I first print out all of my standards (for the hundredth time) and decide what units I need to teach, and all of the standards and skills in each unit. I usually create a table for each unit I teach, and I write every skill that I will need to teach underneath the unit.

Once I know which skills and standards I plan to teach within each unit, I begin pacing my units. I have an advantage, because I've been teaching third grade for a while now, so I have a good idea of what to expect. For example, thanks to incredible second grade teachers, I know that I will probably only need to spend a week on place value and a week on addition and subtraction. For me, the hardest units to pace are social studies and science, because I have so much to teach in such a short period of time! You can see below how many small units I have to teach!  It's not nearly that bad with my other subjects! 

As I begin pacing my units, I have to keep in mind all of the procedural lessons I teach during the first 9-weeks, and that my students will take their state test during the middle of the fourth 9-weeks. I also have a curriculum map that I have to keep in mind, but I do try to use a good dose of common sense along with the curriculum map, because there are definitely some things that just don't add up!

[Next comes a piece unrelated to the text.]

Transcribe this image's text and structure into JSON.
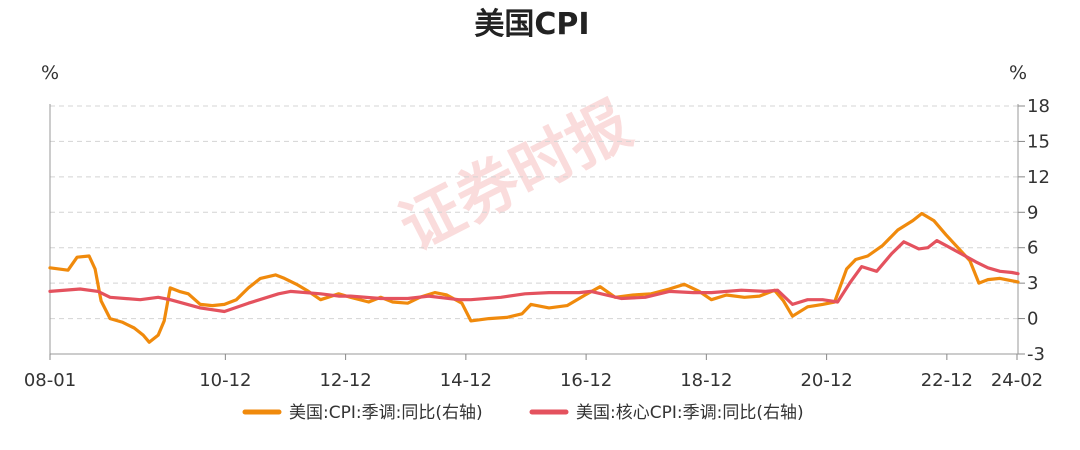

I also have a visual pacing guide that I shared last summer. I've made several changes to it, so I've created many new things since last summer!

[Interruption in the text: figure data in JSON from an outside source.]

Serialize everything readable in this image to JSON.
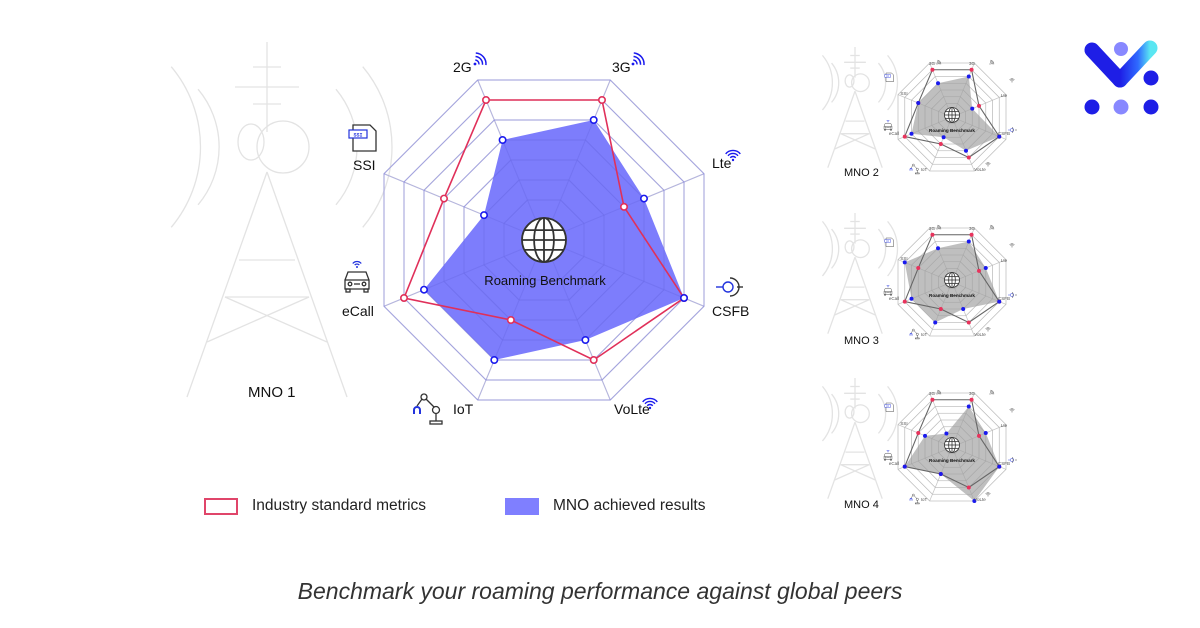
{
  "header": {
    "logo": {
      "name": "brand-logo",
      "colors": [
        "#1e1ee6",
        "#2f6bff",
        "#52e0f0",
        "#8888ff"
      ]
    }
  },
  "colors": {
    "industry_line": "#e0305a",
    "mno_fill": "#6f6ffc",
    "mno_point": "#1a1aee",
    "mini_fill": "#a9a9a9",
    "mini_line": "#666666",
    "mini_red": "#e8335c",
    "mini_blue": "#1a1aee",
    "grid": "#dcdcdc",
    "tower": "#e3e3e3"
  },
  "main": {
    "operator_label": "MNO 1",
    "center_title": "Roaming Benchmark",
    "axes": [
      {
        "label": "2G",
        "icon": "signal-icon"
      },
      {
        "label": "3G",
        "icon": "signal-icon"
      },
      {
        "label": "Lte",
        "icon": "wifi-icon"
      },
      {
        "label": "CSFB",
        "icon": "interface-icon"
      },
      {
        "label": "VoLte",
        "icon": "wifi-icon"
      },
      {
        "label": "IoT",
        "icon": "robot-arm-icon"
      },
      {
        "label": "eCall",
        "icon": "car-icon"
      },
      {
        "label": "SSI",
        "icon": "ssi-document-icon"
      }
    ]
  },
  "legend": {
    "industry": "Industry standard metrics",
    "mno": "MNO achieved results"
  },
  "mini_charts": [
    {
      "operator_label": "MNO 2"
    },
    {
      "operator_label": "MNO 3"
    },
    {
      "operator_label": "MNO 4"
    }
  ],
  "tagline": "Benchmark your roaming performance against global peers",
  "chart_data": [
    {
      "type": "radar",
      "title": "Roaming Benchmark",
      "subtitle": "MNO 1",
      "categories": [
        "2G",
        "3G",
        "Lte",
        "CSFB",
        "VoLte",
        "IoT",
        "eCall",
        "SSI"
      ],
      "scale": {
        "min": 0,
        "max": 8,
        "grid_levels": 8
      },
      "series": [
        {
          "name": "Industry standard metrics",
          "style": "line",
          "values": [
            7,
            7,
            4,
            7,
            6,
            4,
            7,
            5
          ]
        },
        {
          "name": "MNO achieved results",
          "style": "area",
          "values": [
            5,
            6,
            5,
            7,
            5,
            6,
            6,
            3
          ]
        }
      ],
      "legend_position": "bottom"
    },
    {
      "type": "radar",
      "title": "Roaming Benchmark",
      "subtitle": "MNO 2",
      "categories": [
        "2G",
        "3G",
        "Lte",
        "CSFB",
        "VoLte",
        "IoT",
        "eCall",
        "SSI"
      ],
      "scale": {
        "min": 0,
        "max": 8,
        "grid_levels": 8
      },
      "series": [
        {
          "name": "Industry standard metrics",
          "values": [
            7,
            7,
            4,
            7,
            6,
            4,
            7,
            5
          ]
        },
        {
          "name": "MNO achieved results",
          "values": [
            5,
            6,
            3,
            7,
            5,
            3,
            6,
            5
          ]
        }
      ]
    },
    {
      "type": "radar",
      "title": "Roaming Benchmark",
      "subtitle": "MNO 3",
      "categories": [
        "2G",
        "3G",
        "Lte",
        "CSFB",
        "VoLte",
        "IoT",
        "eCall",
        "SSI"
      ],
      "scale": {
        "min": 0,
        "max": 8,
        "grid_levels": 8
      },
      "series": [
        {
          "name": "Industry standard metrics",
          "values": [
            7,
            7,
            4,
            7,
            6,
            4,
            7,
            5
          ]
        },
        {
          "name": "MNO achieved results",
          "values": [
            5,
            6,
            5,
            7,
            4,
            6,
            6,
            7
          ]
        }
      ]
    },
    {
      "type": "radar",
      "title": "Roaming Benchmark",
      "subtitle": "MNO 4",
      "categories": [
        "2G",
        "3G",
        "Lte",
        "CSFB",
        "VoLte",
        "IoT",
        "eCall",
        "SSI"
      ],
      "scale": {
        "min": 0,
        "max": 8,
        "grid_levels": 8
      },
      "series": [
        {
          "name": "Industry standard metrics",
          "values": [
            7,
            7,
            4,
            7,
            6,
            4,
            7,
            5
          ]
        },
        {
          "name": "MNO achieved results",
          "values": [
            2,
            6,
            5,
            7,
            8,
            4,
            7,
            4
          ]
        }
      ]
    }
  ]
}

Once I have my units mapped out, it's so much easier for me to actually plan lessons for that unit. I like having a time frame to plan around, because it's is so incredibly easy for me to lose track of time once I'm in the middle of teaching a unit. I could seriously drag some units out for weeks, when in reality there just isn't time. When I write my units, I try to incorporate a variety of instructional practices and techniques to keep learning interesting and fun for my students. I also try to create activities that will lend themselves toward differentiation and to think about how I can formally and informally assess my students.

If I'm feeling overly ambitious, I also try to organize my units into weekly plans. The picture below is just a really rough outline of what my weekly unit overview might look like. Don't judge the handwriting:)

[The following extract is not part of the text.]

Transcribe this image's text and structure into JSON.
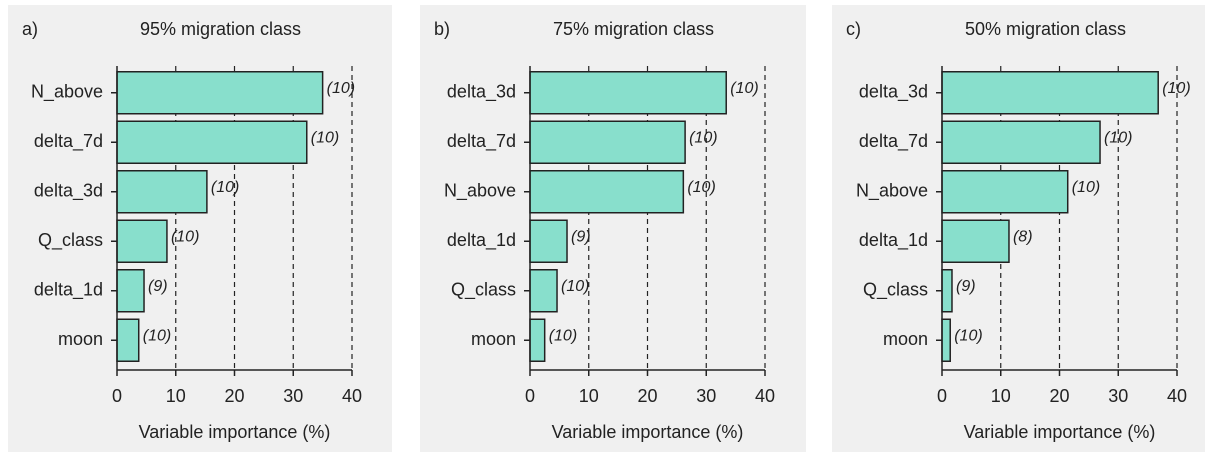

Of course nothing can be set in stone, because who really knows how what's going to happen during the year or how your students will respond to certain concepts and lessons. This is just an outline to make day-to-day planning easier. If I need an extra day on something, I take it, but I do try to stay on pace all year long.  I constantly assess during all of my units to see if I need to add or take away anything, because I don't want to end the unit and my class still not understand the concept.  However, I don't teach in a perfect world, and it does occasionally happen. In those instances, I often try to squeeze in a few extra lessons, especially on essential skills.  Fortunately, it's usually only a small handful of students still struggling with the concept, so I do keep moving forward. However, I'll continue meeting with those students in a small group on that skill.

My daily lesson plans come last, and those are my least favorite to write. I think that's where you really have to look at your students and decide how to make the most out of each of your lessons. That's when I really think about how I plan to differentiate for my students, because it's hard to plan that in advance. I also like to use my informal assessments to help guide my daily plans, because I just never know what surprises my students will have in store for me!